Last October after “moderate” Islamist party Ennahda scored a victory in the elections – setting the mood for what would happen in Egypt later and probably a trend for the entire Arab Spring – they offered assurance to women, gays and drinkers, as if they were some sort of minority that needed special protection in a democracy.
Ennahda party spokesman Riad Chaibi said to the media that the newly elected Islamist-led government would not pursue the use of alcohol or punish atheism and homosexuality. According to Chaibi, “individual freedoms and human rights are enshrined principles”. He also added that “atheists and homosexuals are a reality in Tunisia and have a right to exist.”
The reality however has proven very different: Even though it has been for long considered the most progressive Arab country and has made some improvements in its human rights record – also legislative –, the reports from human rights organizations say that the government has been at best slow in serving justice to those wronged by the former regime during the uprising.
LGBT people however have received nothing of the soft approach promised: Last month, appointed human rights minister Samir Dilou made openly homophobic remarks on a TV talk show for which he has shown absolutely no regret and his press secretary insisted that Dilou believes that being gay is an illness rather than a human right.
At the same time there has been a curious renaissance of homophobic slurs used in politics in which Islamist and liberal parties accuse each other of being homosexuals; incidents that went as far as to implicate the new interior minister in a gay sex video scandal.
The last in a long line of small incidents, slurs, threats and accusations against LGBT in Tunisia took place yesterday when Tunisia’s first gay (online) magazine was hacked. Hacking threats had been issued before and finally paid off on the morning of March 10th. The threats were anonymous and it has not been possible to identity who is behind the cyber-attack.
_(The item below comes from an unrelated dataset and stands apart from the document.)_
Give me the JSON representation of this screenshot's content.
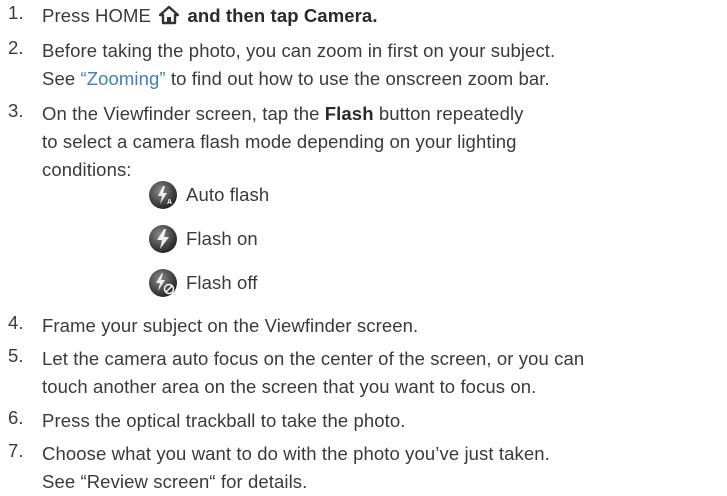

Hackers succeeding in accessing most of GayDay magazine’s internet accounts (E-mail, main site and Twitter). GayDay, Tunisia’s first gay magazine was renamed by hackers to “Garbage Day Magazine”, what was a clear homophobic reference to the content of the magazine, one of the first of its kind in the Arab world and the first in the post-Arab Spring scenario.
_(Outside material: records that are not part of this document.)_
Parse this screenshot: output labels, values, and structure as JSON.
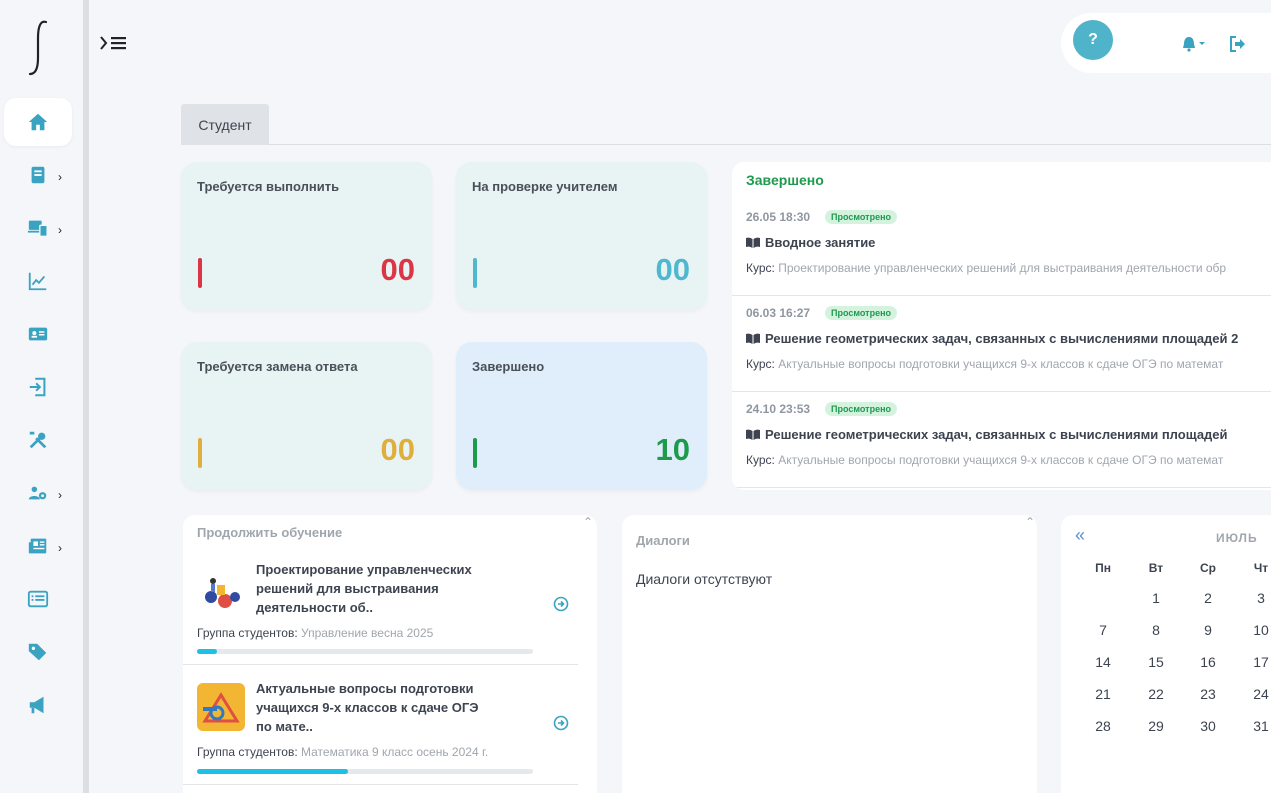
{
  "colors": {
    "accent": "#4fb3c9",
    "red": "#dc3545",
    "teal": "#4fb8cf",
    "yellow": "#e0ae3c",
    "green": "#1e9a4c",
    "progress": "#1ec0e6"
  },
  "sidebar": {
    "items": [
      {
        "icon": "home-icon",
        "active": true,
        "chevron": false
      },
      {
        "icon": "book-icon",
        "active": false,
        "chevron": true
      },
      {
        "icon": "devices-icon",
        "active": false,
        "chevron": true
      },
      {
        "icon": "chart-line-icon",
        "active": false,
        "chevron": false
      },
      {
        "icon": "id-card-icon",
        "active": false,
        "chevron": false
      },
      {
        "icon": "sign-in-icon",
        "active": false,
        "chevron": false
      },
      {
        "icon": "tools-icon",
        "active": false,
        "chevron": false
      },
      {
        "icon": "users-cog-icon",
        "active": false,
        "chevron": true
      },
      {
        "icon": "newspaper-icon",
        "active": false,
        "chevron": true
      },
      {
        "icon": "list-alt-icon",
        "active": false,
        "chevron": false
      },
      {
        "icon": "tags-icon",
        "active": false,
        "chevron": false
      },
      {
        "icon": "bullhorn-icon",
        "active": false,
        "chevron": false
      }
    ]
  },
  "header": {
    "help_label": "?",
    "menu_chevron": ">"
  },
  "tabs": [
    {
      "label": "Студент"
    }
  ],
  "stats": [
    {
      "title": "Требуется выполнить",
      "value": "00",
      "color": "#dc3545"
    },
    {
      "title": "На проверке учителем",
      "value": "00",
      "color": "#4fb8cf"
    },
    {
      "title": "Требуется замена ответа",
      "value": "00",
      "color": "#e0ae3c"
    },
    {
      "title": "Завершено",
      "value": "10",
      "color": "#1e9a4c"
    }
  ],
  "completed": {
    "title": "Завершено",
    "course_label": "Курс:",
    "items": [
      {
        "date": "26.05 18:30",
        "badge": "Просмотрено",
        "lesson": "Вводное занятие",
        "course": "Проектирование управленческих решений для выстраивания деятельности обр"
      },
      {
        "date": "06.03 16:27",
        "badge": "Просмотрено",
        "lesson": "Решение геометрических задач, связанных с вычислениями площадей 2",
        "course": "Актуальные вопросы подготовки учащихся 9-х классов к сдаче ОГЭ по математ"
      },
      {
        "date": "24.10 23:53",
        "badge": "Просмотрено",
        "lesson": "Решение геометрических задач, связанных с вычислениями площадей",
        "course": "Актуальные вопросы подготовки учащихся 9-х классов к сдаче ОГЭ по математ"
      }
    ]
  },
  "continue": {
    "title": "Продолжить обучение",
    "group_label": "Группа студентов:",
    "courses": [
      {
        "title": "Проектирование управленческих решений для выстраивания деятельности об..",
        "group": "Управление весна 2025",
        "progress": 0.06
      },
      {
        "title": "Актуальные вопросы подготовки учащихся 9-х классов к сдаче ОГЭ по мате..",
        "group": "Математика 9 класс осень 2024 г.",
        "progress": 0.45
      }
    ]
  },
  "dialogs": {
    "title": "Диалоги",
    "empty": "Диалоги отсутствуют"
  },
  "calendar": {
    "prev": "«",
    "month": "ИЮЛЬ",
    "weekdays": [
      "Пн",
      "Вт",
      "Ср",
      "Чт"
    ],
    "weeks": [
      [
        "",
        "1",
        "2",
        "3"
      ],
      [
        "7",
        "8",
        "9",
        "10"
      ],
      [
        "14",
        "15",
        "16",
        "17"
      ],
      [
        "21",
        "22",
        "23",
        "24"
      ],
      [
        "28",
        "29",
        "30",
        "31"
      ]
    ]
  }
}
The attack took place exactly one day after the Tunisian magazine published an investigative article – produced jointly with Gay Star News, Gay Middle East and Iraqi activists – about the massacre of emo and gay people in Iraq. The news of this massacre went all over the world and has now been reported by every major news outlet.
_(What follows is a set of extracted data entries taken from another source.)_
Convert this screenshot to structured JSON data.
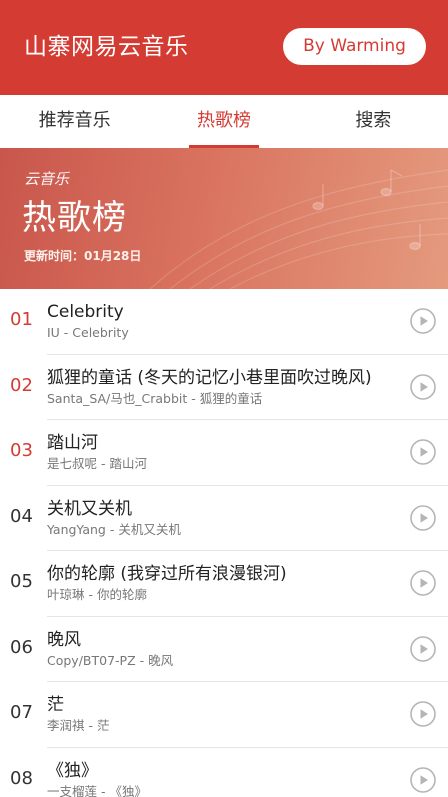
{
  "header": {
    "title": "山寨网易云音乐",
    "author_button": "By Warming"
  },
  "tabs": [
    {
      "label": "推荐音乐",
      "active": false
    },
    {
      "label": "热歌榜",
      "active": true
    },
    {
      "label": "搜索",
      "active": false
    }
  ],
  "banner": {
    "brand": "云音乐",
    "title": "热歌榜",
    "update_label": "更新时间：01月28日"
  },
  "songs": [
    {
      "rank": "01",
      "title": "Celebrity",
      "meta": "IU - Celebrity"
    },
    {
      "rank": "02",
      "title": "狐狸的童话 (冬天的记忆小巷里面吹过晚风)",
      "meta": "Santa_SA/马也_Crabbit - 狐狸的童话"
    },
    {
      "rank": "03",
      "title": "踏山河",
      "meta": "是七叔呢 - 踏山河"
    },
    {
      "rank": "04",
      "title": "关机又关机",
      "meta": "YangYang - 关机又关机"
    },
    {
      "rank": "05",
      "title": "你的轮廓 (我穿过所有浪漫银河)",
      "meta": "叶琼琳 - 你的轮廓"
    },
    {
      "rank": "06",
      "title": "晚风",
      "meta": "Copy/BT07-PZ - 晚风"
    },
    {
      "rank": "07",
      "title": "茫",
      "meta": "李润祺 - 茫"
    },
    {
      "rank": "08",
      "title": "《独》",
      "meta": "一支榴莲 - 《独》"
    }
  ],
  "icons": {
    "play": "play-circle-icon"
  },
  "colors": {
    "brand_red": "#d43c33",
    "banner_start": "#c9564c",
    "banner_end": "#e49a7e",
    "play_icon": "#b5b5b5"
  }
}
According to GayDay magazine, hackers removed all contributors’ accounts and posted a photo titled “GarbageDayMagazine: Never accept your DIRT and MOLD”. They also changed the security questions and recovery e-mail accounts.
Speaking to BikyaMasr.com, Fadi Krouj, editor and founder of the magazine, expressed that the hacking news was met with numerous sympathy reactions and announced that GayDay magazine has restored full control over its online presence.
He added: “We call upon activists not to panic because of such incident and to keep their continuous fight. Serious security measures need to be performed to protect online movement.”
According to him, GayDay magazine’s e-mail and related online accounts do not contain any sensitive personal information that might endanger anyone and that the hacking attempt was not harmful to anyone but yet, it was an invasion of collective property.
Recently it has been reported in different outlets that the future of the LGBT rights and organizations in the entire region remains highly uncertain and events have only confirmed the trends. Newly formed authorities in Tunisia and Egypt turn a blind eye to the plight not only of LGBT but also of women and other minorities threatened under Islamist rule.
While the hacking incident of GayDay magazine was minor, it is a clear sign that people cannot rely on authorities to protect their basic freedoms and that instead, as it was the case with minister Dilou, they are going in the direction of eroding even more the little freedoms that had been achieved under previous regimes.